Avant la COVID-19, les entreprises des centres-villes étaient déjà fragilisées par l’essor du commerce en ligne. Depuis la pandémie, la croissance des achats en ligne n’a fait que s’accélérer. Ils ont atteint 39,3 milliards de dollars canadiens en mai 2020, en hausse de 99,3 % par rapport à février 2020, selon Statistique Canada. La montée du commerce en ligne et son attrait auprès des consommateurs, ainsi que la concurrence des banlieues et de leurs grands centres commerciaux diversifiés et plus accessibles ont mis à mal la vitalité du pôle commercial des centres-villes, et cette tendance risque de s’accentuer dans les années à venir.

  • Montréal, Toronto et Vancouver sont particulièrement à risque puisque ce sont les centres-villes où la baisse de l’achalandage est la plus forte en raison du basculement vers le télétravail, de leur dépendance au secteur touristique et de l’importance de leur population étudiante.
  • Les commerces du centre-ville d’Ottawa sont concentrés autour du Centre Rideau et du Marché Byward, à distance de marche des tours de bureaux. L’absence des travailleurs des secteurs public et privé, des touristes et des étudiants a eu un impact négatif important sur les commerces de détail, les restaurants et d’autres entreprises. Beaucoup d’incertitude demeure quant à leur retour dans le centre-ville.
  • Le centre-ville d’Edmonton peut compter sur la résilience du secteur public pour atténuer l’exode des travailleurs hors du centre-ville. De plus, les salaires relativement élevés et stables peuvent contribuer à une forte consommation.
  • Le secteur commercial du centre-ville de Calgary est à risque puisqu’il a été conçu autour de la forte présence d’une clientèle d’affaires et des rencontres d’affaires.
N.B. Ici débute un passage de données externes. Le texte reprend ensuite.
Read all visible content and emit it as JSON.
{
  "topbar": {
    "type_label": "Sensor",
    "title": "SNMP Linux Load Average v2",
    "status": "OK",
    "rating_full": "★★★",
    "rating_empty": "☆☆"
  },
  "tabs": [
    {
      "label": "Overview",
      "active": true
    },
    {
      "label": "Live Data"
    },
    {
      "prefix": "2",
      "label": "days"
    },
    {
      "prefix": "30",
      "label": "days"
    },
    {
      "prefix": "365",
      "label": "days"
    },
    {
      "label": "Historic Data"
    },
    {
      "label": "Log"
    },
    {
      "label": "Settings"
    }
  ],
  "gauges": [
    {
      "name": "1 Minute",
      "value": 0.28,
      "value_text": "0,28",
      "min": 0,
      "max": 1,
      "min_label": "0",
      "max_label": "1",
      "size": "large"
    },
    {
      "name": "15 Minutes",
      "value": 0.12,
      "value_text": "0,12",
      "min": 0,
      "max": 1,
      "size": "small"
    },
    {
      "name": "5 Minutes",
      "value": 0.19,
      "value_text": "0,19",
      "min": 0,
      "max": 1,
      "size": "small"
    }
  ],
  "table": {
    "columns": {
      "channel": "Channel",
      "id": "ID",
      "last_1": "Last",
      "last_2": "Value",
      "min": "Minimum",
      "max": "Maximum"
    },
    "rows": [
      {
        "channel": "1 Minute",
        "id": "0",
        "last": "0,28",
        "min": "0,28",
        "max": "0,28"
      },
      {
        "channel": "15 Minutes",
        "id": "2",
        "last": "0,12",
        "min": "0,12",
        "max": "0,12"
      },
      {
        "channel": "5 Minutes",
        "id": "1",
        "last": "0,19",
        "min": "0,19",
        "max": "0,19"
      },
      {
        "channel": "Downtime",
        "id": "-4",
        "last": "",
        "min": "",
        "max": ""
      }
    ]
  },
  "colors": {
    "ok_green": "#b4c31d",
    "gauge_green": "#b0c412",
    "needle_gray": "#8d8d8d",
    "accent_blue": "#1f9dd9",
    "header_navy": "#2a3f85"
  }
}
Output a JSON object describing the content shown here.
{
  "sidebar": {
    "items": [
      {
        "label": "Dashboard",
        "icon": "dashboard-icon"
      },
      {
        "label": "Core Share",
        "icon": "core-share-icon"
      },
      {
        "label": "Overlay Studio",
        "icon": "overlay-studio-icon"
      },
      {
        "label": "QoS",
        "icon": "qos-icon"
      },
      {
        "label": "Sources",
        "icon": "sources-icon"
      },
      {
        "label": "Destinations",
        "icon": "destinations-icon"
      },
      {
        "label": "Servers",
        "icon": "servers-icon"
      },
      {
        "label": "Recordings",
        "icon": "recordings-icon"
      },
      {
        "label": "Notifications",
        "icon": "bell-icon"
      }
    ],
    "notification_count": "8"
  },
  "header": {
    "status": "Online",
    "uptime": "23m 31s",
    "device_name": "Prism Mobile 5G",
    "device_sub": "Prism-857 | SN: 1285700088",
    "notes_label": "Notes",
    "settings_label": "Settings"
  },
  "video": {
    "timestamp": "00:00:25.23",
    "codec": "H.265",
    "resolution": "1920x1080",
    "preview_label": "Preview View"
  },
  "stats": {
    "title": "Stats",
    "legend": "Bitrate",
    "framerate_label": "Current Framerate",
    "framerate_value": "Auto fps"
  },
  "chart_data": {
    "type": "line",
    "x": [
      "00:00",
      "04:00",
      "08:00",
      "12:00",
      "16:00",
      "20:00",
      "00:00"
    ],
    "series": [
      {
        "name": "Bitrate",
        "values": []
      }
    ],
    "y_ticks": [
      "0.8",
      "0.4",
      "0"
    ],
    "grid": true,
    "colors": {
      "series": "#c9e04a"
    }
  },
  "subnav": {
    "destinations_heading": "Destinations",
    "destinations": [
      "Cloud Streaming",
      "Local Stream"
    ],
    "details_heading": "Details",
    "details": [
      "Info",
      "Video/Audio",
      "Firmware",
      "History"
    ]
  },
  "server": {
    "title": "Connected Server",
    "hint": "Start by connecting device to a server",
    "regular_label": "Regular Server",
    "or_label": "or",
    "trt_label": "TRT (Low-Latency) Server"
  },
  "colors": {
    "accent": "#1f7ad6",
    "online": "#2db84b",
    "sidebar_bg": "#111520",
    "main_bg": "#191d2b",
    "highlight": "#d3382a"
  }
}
Une diminution significative des piétons, notamment en raison des difficultés du secteur pétrogazier, pourrait restreindre la reprise.

Évolution de la culture et du divertissement

Plusieurs organisations, dont les salles de spectacles, les musées et les cinémas, ont dû fermer temporairement et l’ensemble des festivals et des événements ont été annulés. La pandémie accélère la transformation des habitudes de consommation déjà observées avant la crise; les plateformes en ligne se sont d’ailleurs montrées plus résilientes depuis le début de la crise.

  • Montréal, Toronto et Vancouver sont les centres-villes ayant la plus forte concentration d’établissements culturels. L’impact risque d’être plus grand si aucune mesure n’est mise en œuvre pour soutenir le secteur à long terme.
  • Le secteur culturel d’Ottawa, de Calgary et d’Edmonton a également souffert de la pandémie. En temps normal, le quartier des arts d’Edmonton, composé d’une grande salle de concert, d’un théâtre, d’une galerie d’art, d’un musée et d’une bibliothèque, attire les visiteurs vers les cafés, les restaurants, les pubs et bars du centre-ville. Un bon nombre d’entre eux ont fermé définitivement leurs portes. Néanmoins, l’importance que jouera ce secteur dans la relance et la revitalisation du centre-ville d’Edmonton ne doit pas être sous-estimée.
  • Calgary et Edmonton étaient, avant la crise, en train de mettre sur pied une stratégie de revitalisation de leur centre-ville, notamment par d’importants investissements dans le secteur culturel. Le redémarrage de ces projets pourrait s’avérer porteur pour la relance.

Prochaines étapes

Ces villes seront confrontées à des enjeux importants et de plus en plus complexes dans les années à venir. Pour les résoudre, elles devront mettre en œuvre des stratégies préventives, notamment :

  • élaborer une stratégie de revitalisation du centre-ville en prévoyant des espaces verts et piétonniers;
  • aller au-delà des analyses coûts-avantages traditionnelles en intégrant le facteur résilience dans le processus d’approbation des nouveaux projets;
  • mettre en œuvre un concept de ville intelligente pour augmenter la résilience et créer des opportunités d’emploi à forte valeur ajoutée;
  • renforcer la coopération entre les établissements d’enseignement et les entreprises;
  • donner plus d’autonomie budgétaire aux grandes villes pour soutenir les secteurs durables à long terme;
  • inciter les visiteurs à revenir au centre-ville en privilégiant le transport en commun et la mobilité active.